NCompass co-founder addresses TU grads

‘All is ahead of you’

PHOTO BY NICOLE WALBY Donna Graves, keynote speaker for the 2018 commencement ceremony at Tiffin University, addresses graduates Saturday.

The class of 2018 from Tiffin University celebrated Saturday during the 130 Commencement ceremonies.

More than 800 undergraduate and graduate students earned degrees during the ceremony at Heminger Center on TU’s campus.

During the ceremony, new graduates heard from Donna Graves, co-founder, chief executive officer and president of NCompass International Inc., who delivered the keynote address.

Graves, a marketing professional with brand activation experience with Fortune 500 companies, said she took time to reflect on what she would tell students and decided to reveal five lessons she has taken away from her life experiences and career.

“This day is about you,” she said. “It can be scary but is so exciting.”

PHOTO BY NICOLE WALBY Students await becoming graduates Saturday during the 2018 Tiffin University commencement ceremony.

Words of advice Graves gave students were convert your passions — not just think, but do; great is not good enough — you must be exceptional; learn something new every day — never go to sleep without learning something new that day; embrace fears and rejections — use your fears as motivations; and to remember and respect all those you have left behind.

“All is ahead of you,” Graves said. “Celebrate your opportunities and keep your head up.”

Among the graduates is Taylor Lewis from New Baltimore, Michigan, who earned a bachelor’s degree in forensic science Saturday.
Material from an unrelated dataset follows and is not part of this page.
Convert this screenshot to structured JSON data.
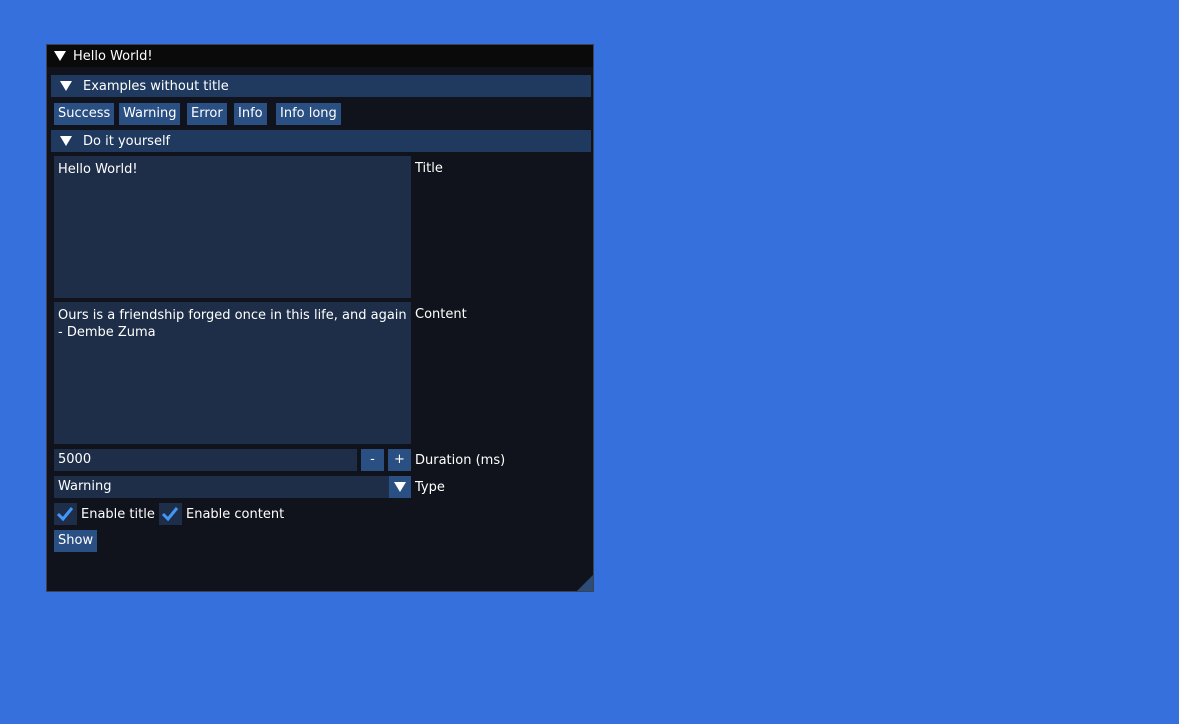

Lewis has been a member of the TU women’s soccer team for four years, member of the National Society of Leadership and Success and the president of the American Chemical Society student chapter Lewis also is a teaching assistant for the chemistry lab.

Lewis said she chose TU to have the opportunity to play soccer and majoring in forensic science.

Her college experience has been amazing, she said.

“While traveling with the women’s soccer team, I had to manage my schooling, which gave me a lot of discipline,” Lewis said.

During her first three years, Lewis said she was part of a losing team, but during her senior year the team gained success, finishing third in the Great Lakes Intercollegiate Athletic Conference.

“On the field I learned a lot about perseverance which really pushed me academically,” she said. “The most important thing I learned throughout college is that hard work will get you farther than anything else. All of my opportunities came from establishing great connections with professors and internship mentors.”

Lewis is to attend the University of California, Riverside to earn her doctorate in chemistry.

Tiffin University also is home to many international students, including Svetlana Gudenkova of Uzbekistan who earned a bachelor’s degree in criminal justice, majoring in criminalistics and law enforcement.

Gudenkova’s family is of Russian origin and moved following the collapse of the Soviet Union. At the age of 12, her family decided to move to Columbus.

“Since we were immigrants, we had a rough start at first, especially considering the fact that none of us spoke any English,” she said. “I myself only knew the alphabet, however, since I was so young I was able to quickly get acclimated.”

Sports and major was what brought Gudenkova to TU.

“I knew that I or my parents could not afford to pay for my college education,” she said. “So, from a young age I trained hard on a daily basis to make sure I would be good enough to make the varsity team and get a scholarship.”

Gudenkova said it was a challenge to balance soccer and school, but she eventually learned how to manage her time.

“I started to get more involved on campus and joined several different clubs,” she said.

Gudenkova was a member of the martial arts club, criminal justice club, secretary of the shooting club. She also received training with the community Emergency Response Team and NARK II, which is an on scene drug test to help establish probable cause for police officers.

“Now that I am about to graduate, I can tell you that I have improved significantly since I first came to TU,” she said.

Gudenkova said her English — speaking and writing — have improved.

“College has taught me to love to read books and to value knowledge,” she said.

Gudenkova also said her critical thinking skills have improved and she has learned a sense of self through college life.

“The entire college experience taught me that nothing comes easy in life,” she said. “You only get what you deserve from the amount of effort you put into something.”

Gudenkova plans to pursue a master’s degree in criminology at The Ohio State University in the fall and work as a full-time police officer at the Columbus Police Department.

For her long-term goal, Gudenkova said she would like to advance from a police officer to investigations and to work as an agent with the Drug Enforcement Agency.